Согласно проекту эксперимента, ответ этот вопрос мог бы быть получен после проведения серии последовательных экспериментов, с помощью которых можно было бы проверить воздействие каждого из гипотетических факторов. На практике такая серия социальных экспериментов ставит ряд проблем: затрата значительных средств на организацию, оплату труда персонала, но главное - такая процедура предполагает, что экспериментатор должен не ошибиться и точно обнаружить те типы стимулов, которые характерны для изучаемой ситуации. Фокусированное интервью может служить надежной и более или менее адекватной заменой такой серии экспериментов.
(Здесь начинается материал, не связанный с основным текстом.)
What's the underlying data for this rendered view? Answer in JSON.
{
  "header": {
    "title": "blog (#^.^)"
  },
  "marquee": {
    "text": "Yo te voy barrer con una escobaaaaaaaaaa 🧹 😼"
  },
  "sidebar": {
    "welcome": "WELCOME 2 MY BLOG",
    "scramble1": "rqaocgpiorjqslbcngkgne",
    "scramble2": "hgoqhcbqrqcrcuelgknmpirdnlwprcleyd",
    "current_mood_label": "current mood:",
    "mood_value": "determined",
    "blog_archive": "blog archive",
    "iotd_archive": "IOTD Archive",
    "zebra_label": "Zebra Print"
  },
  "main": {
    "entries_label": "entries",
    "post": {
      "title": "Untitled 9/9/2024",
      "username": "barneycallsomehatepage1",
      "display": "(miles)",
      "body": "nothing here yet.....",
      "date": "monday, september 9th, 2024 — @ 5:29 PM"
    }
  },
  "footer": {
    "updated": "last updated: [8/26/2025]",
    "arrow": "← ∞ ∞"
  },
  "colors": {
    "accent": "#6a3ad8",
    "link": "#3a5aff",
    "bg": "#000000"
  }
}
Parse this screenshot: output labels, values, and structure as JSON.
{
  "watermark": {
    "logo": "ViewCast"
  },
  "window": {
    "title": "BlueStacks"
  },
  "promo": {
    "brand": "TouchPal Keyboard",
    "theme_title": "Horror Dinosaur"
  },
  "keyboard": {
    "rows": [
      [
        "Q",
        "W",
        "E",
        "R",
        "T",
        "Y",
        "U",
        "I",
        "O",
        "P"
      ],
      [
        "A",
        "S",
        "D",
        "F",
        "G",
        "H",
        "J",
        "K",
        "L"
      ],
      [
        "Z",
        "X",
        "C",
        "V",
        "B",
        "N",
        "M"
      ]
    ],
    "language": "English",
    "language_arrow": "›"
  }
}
И несмотря на то, что точность исследования страдает, фокусированное интервью способствует появлению плодотворных гипотез относительно реакций индивидов. С помощью фокусированного интервью Гознелл, например, вероятно смог бы установить, какие элементы в его «беспартийных» листовках разных видов оказали воздействие на различные сегменты экспериментальных групп. Интервью этого типа обеспечивает хотя бы первоначальное решение тех проблем, которые  прежде считались лишь спекулятивными или вообще не попадали в фокус внимания ученых.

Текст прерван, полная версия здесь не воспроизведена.